I could go on at length about the advances in medical diagnosis and treatment that have occurred since I graduated. Again, perhaps I am dating myself here as some sort of relic. My point, however, is that the knowledge base that I acquired in school, although current at the time, rapidly became outdated. If anything, the pace of scientific discovery has accelerated since then. As a result, the shelf life of facts that we present to you over the next few years will be even shorter than that for the facts that I was taught. This is not an excuse to avoid learning the facts, just a caution not to worship them with undue reverence.

Far more important is your ability to reason through complex problems. Our goal is to help provide you with the skills necessary to solve these problems. In order to do so, you will need to be able to characterize the problems, collect relevant information, interpret the information that you have collected, and then act accordingly. Whether your ultimate career pathway takes you into clinical care, teaching, research, administrative work, or some combination thereof, you will need to call upon problem-solving skills.

It is worth taking just a moment to reflect upon why you would be interested in these skills in the first place. Undeniably, each of you has personal reasons for wanting to enter the health professions. For some, you may be continuing a family legacy. For others, the imperative of serving your fellow citizens is the motivation. For still others, the thrill of helping to advance knowledge, either through teaching or research drives you. I suspect some of you even found your way here in the pursuit of financial rewards. Regardless of the reasons behind your original decision, my task is to assure that your education here begins with the proper motivation.

It is tempting to think that you are here for yourself. After all, it is only through years of study and commitment that you have met the standards of admission into this University.

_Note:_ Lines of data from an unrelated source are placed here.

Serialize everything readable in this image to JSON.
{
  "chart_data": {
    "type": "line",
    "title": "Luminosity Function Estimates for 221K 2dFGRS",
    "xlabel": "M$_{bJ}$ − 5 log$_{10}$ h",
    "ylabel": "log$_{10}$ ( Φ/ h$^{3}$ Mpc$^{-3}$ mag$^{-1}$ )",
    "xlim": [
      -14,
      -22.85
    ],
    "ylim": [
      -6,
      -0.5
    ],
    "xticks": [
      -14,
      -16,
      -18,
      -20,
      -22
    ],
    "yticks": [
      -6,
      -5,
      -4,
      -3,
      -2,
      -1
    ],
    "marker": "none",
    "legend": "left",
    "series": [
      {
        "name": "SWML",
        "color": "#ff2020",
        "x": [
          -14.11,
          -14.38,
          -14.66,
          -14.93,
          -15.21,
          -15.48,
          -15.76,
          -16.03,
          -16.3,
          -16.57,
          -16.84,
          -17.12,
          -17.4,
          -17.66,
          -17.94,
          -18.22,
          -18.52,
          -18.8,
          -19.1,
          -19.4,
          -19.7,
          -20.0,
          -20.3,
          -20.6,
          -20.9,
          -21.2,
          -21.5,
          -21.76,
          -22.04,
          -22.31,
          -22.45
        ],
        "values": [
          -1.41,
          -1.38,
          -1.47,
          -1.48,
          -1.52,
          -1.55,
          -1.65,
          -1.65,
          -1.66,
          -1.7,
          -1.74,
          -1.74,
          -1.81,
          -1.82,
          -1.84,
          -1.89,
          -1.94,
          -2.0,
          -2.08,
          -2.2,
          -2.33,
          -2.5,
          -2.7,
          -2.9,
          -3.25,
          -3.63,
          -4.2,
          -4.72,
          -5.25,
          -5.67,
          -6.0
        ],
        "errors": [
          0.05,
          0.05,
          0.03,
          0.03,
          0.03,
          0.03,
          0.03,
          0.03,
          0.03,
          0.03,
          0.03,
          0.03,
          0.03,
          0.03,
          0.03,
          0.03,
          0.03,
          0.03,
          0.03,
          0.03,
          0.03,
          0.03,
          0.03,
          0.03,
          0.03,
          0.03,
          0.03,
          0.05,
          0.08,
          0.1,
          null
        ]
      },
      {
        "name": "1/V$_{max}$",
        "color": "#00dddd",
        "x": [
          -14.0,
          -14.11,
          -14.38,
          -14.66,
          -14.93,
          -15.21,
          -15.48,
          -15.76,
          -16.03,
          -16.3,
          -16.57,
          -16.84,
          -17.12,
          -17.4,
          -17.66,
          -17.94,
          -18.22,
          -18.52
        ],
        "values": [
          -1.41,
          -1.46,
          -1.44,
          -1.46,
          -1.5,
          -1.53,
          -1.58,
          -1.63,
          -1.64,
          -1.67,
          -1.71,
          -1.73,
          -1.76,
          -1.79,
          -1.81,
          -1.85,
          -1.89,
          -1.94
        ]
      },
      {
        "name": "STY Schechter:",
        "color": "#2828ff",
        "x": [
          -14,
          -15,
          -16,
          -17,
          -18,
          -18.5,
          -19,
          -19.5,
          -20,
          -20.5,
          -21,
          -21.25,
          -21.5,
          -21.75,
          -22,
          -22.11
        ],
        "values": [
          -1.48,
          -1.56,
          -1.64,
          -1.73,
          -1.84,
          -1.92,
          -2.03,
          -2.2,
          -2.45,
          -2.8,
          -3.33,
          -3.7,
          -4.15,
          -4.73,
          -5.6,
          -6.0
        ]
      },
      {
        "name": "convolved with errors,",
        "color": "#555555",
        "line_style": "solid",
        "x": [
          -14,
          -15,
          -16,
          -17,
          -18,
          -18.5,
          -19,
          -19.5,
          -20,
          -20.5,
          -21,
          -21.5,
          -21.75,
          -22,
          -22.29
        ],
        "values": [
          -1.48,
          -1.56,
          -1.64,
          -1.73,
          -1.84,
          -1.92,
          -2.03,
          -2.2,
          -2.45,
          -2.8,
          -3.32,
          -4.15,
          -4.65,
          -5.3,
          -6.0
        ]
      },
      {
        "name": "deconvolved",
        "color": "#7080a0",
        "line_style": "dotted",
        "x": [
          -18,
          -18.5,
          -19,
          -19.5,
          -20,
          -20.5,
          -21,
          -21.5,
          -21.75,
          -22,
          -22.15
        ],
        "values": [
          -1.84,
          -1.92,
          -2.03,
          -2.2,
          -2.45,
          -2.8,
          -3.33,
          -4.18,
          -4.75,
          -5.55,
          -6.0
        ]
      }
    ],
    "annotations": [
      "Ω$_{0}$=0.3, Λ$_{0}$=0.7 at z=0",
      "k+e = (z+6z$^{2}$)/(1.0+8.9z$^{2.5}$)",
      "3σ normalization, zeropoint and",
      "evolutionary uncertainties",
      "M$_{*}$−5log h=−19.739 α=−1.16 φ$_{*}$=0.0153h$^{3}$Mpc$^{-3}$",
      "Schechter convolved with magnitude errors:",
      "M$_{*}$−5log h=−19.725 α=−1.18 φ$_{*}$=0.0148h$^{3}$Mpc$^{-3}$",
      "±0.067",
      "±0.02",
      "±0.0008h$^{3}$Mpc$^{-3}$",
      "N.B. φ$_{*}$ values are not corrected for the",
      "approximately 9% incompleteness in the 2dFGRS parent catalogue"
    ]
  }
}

At times, being a student here may seem like a lonely pursuit. Whether studying by yourself in the library or working alone in a laboratory, you may find greater focus in solitude. As you pursue these efforts, however, you should not lose sight of the fact that you are part of a much larger enterprise. I am not just referring here to the rest of the students in your class. I am not even limiting my reference to the students in your school, or even to all of the students on this campus. As of today, you are now part of the Medical University of South Carolina. You join almost 2,500 students, over 500 residents, more than 1,200 faculty members, and over 7,000 support staff. We value team effort and we applaud efforts that draw upon the knowledge and skills of all of our team members.

No doubt, an institution this large feels impersonal at times. One cannot possibly know everybody who studies and works here on a first-name basis. You may be tempted to assume, therefore, that you are just another face in the crowd. Let me assure you that you were hand-selected to join us. We feel privileged to have you here and we will do everything that we can to promote your success. For it is through your success that we will achieve our ultimate purpose, which is "to preserve and optimize human life in South Carolina and beyond."

As we strive to improve the health and well being of the citizens of our State, you are the agents of change. You will advance medical knowledge, educate the public, deliver care, and develop policy. Through your efforts, access to basic care will be made universal, regardless of financial means. You will work to remove disparities in health, along racial, ethnic and geographic boundaries. You will advocate for the needs of our citizens and become the voice for those who cannot be heard themselves. You will work to make our communities healthier and safer. You will translate new knowledge into clinical application for the benefit of our fellow citizens. You will lead the biotechnology revolution of our state and lay the groundwork for the industry of the 21st century. You will lead us into the future of the health professions.

As you can see, we have high expectations of you - let's get started.